We've got good news and bad news, little monsters: Joanne, the forthcoming Upper West Side eatery from Joe Germanotta (a.k.a. Daddy Gaga), won’t open this week as planned, but it will open very soon. Chef Art Smith says he expects service to begin around January 1: “The kitchen is not 100 percent complete,” Smith says, as the custom-made pizza oven and counter have yet to be installed. Now the good news: Smith passed along some photos and told us plenty about a restaurant that promises to be one of the New Year's first (and biggest) openings.
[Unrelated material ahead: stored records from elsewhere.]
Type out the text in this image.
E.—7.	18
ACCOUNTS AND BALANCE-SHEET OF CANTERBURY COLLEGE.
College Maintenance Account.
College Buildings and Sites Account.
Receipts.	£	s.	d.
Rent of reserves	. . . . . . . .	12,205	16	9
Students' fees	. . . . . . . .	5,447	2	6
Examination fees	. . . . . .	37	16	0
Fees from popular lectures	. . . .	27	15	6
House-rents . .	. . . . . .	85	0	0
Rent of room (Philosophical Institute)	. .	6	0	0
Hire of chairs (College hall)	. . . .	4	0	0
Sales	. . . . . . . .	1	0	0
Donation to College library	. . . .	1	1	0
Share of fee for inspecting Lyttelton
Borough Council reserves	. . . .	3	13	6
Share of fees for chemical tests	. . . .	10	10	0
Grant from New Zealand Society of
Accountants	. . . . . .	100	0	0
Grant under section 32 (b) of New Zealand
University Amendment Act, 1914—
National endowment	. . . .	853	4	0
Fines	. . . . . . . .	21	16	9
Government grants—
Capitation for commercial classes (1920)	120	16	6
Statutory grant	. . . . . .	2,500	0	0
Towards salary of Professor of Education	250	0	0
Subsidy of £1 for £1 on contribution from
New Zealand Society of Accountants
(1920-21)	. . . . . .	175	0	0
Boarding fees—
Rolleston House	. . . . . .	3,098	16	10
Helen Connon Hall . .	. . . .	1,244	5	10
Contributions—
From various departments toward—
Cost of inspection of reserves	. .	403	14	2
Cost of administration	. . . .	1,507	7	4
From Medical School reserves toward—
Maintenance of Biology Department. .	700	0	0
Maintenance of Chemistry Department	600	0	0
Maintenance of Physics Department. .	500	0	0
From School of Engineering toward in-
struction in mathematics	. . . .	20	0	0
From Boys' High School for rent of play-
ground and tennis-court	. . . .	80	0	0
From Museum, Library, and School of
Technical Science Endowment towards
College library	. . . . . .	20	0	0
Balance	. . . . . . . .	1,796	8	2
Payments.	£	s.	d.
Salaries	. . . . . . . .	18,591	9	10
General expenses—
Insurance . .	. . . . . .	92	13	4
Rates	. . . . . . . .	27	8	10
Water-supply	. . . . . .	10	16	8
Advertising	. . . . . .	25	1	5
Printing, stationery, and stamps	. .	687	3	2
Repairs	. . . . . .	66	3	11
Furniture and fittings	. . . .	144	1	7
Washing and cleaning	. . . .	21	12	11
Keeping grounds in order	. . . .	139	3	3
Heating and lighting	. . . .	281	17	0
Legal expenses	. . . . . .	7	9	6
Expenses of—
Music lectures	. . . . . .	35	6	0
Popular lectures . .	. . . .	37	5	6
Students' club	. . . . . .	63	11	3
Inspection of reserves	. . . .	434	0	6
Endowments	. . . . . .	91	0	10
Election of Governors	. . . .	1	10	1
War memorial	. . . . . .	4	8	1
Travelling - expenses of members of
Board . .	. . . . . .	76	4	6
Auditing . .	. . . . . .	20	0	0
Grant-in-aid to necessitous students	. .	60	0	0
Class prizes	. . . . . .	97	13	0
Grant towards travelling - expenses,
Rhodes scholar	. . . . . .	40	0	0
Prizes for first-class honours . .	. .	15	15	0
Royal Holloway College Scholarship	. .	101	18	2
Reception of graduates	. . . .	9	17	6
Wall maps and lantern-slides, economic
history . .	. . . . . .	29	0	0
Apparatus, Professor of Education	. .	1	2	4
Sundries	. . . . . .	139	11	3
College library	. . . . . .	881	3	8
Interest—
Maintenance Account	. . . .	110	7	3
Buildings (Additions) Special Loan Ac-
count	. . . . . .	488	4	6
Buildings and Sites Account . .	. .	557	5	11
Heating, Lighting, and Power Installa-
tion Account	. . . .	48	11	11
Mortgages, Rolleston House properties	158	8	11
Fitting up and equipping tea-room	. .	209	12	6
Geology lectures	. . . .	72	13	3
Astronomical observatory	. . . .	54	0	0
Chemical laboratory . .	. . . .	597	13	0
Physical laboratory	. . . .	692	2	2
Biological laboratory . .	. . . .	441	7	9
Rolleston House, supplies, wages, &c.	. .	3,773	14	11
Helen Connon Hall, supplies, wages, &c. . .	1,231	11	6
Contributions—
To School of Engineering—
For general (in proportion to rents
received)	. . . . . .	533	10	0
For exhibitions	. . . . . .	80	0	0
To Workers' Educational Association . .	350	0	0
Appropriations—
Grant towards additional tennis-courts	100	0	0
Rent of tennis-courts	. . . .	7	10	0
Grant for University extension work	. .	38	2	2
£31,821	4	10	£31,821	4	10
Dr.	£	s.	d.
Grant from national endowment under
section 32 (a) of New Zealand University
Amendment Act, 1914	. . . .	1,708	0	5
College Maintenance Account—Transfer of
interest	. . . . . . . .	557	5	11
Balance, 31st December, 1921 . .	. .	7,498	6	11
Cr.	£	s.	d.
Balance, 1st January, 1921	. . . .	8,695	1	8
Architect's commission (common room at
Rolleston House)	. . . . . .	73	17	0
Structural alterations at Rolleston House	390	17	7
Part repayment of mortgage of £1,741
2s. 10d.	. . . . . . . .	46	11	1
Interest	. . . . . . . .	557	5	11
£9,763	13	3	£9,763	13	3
Even though Smith already owns restaurants in Chicago, Washington D.C., Palo Alto, and Atlanta, he says his first venture in New York is very meaningful: “It’s such a huge responsibility, because New Yorkers are the most savvy food people in the world,” he tells us. “I was supposed to be a concert pianist. I wanted to go to Juilliard. But I wasn’t good enough. It’s very emotional for me. I always wanted to come to New York and live here.”
So how did Smith get hooked up with Germanotta in the first place? Turns out, in early 2010, Smith appeared on The Oprah Winfrey Show so that his former client could congratulate him on losing 85 pounds and reversing his Type 2 diabetes. While there, “I heard somebody say ‘Gaga’ and I asked, ‘Where is she?’ and they said she was going to be on tomorrow. I thought, We have to cook for her.” Smith credits dancing to "Born This Way" as part of his successful exercise regimen. “Personally, as a gay man, I had my own challenges with that. I was bullied in the kitchen, called effeminate, yelled at, screamed at. I used to hide down by the chocolate,” which Smith says probably explains his passion for sweets and baking.
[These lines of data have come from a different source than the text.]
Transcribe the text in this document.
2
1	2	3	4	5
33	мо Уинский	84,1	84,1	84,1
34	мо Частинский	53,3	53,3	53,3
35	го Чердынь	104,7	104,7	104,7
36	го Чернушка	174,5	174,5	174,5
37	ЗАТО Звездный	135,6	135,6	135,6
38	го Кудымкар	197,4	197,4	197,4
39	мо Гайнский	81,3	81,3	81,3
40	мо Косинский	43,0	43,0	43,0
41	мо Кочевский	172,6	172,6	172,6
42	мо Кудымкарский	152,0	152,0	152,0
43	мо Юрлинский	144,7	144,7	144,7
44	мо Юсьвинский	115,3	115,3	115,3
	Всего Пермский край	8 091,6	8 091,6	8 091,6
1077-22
And when he did cook for her, Smith says, “She ran over to me and said, ‘I loved you on Top Chef Masters. You should have won.’ And I said, ‘Honey, I did win — you remembered me.’” Gaga began inviting Smith to her concerts, and eventually he met her father, Joe, who long wanted to open a restaurant.
When Joanne does open, expect a 65-seat space that Smith calls "very small ... very inviting," and a menu that combines Germanotta's Italian heritage with Smith's Southern upbringing in dishes like a Caprese salad with fried green tomatoes and grits instead of polenta, Grandma Germanotta’s zucchini fritters, wedding soup with liver dumplings, homemade pastas, oven-roasted chicken, rosemary-focaccia bread, and, according to Smith, “a lot of pies and tarts and things of that sort” for dessert.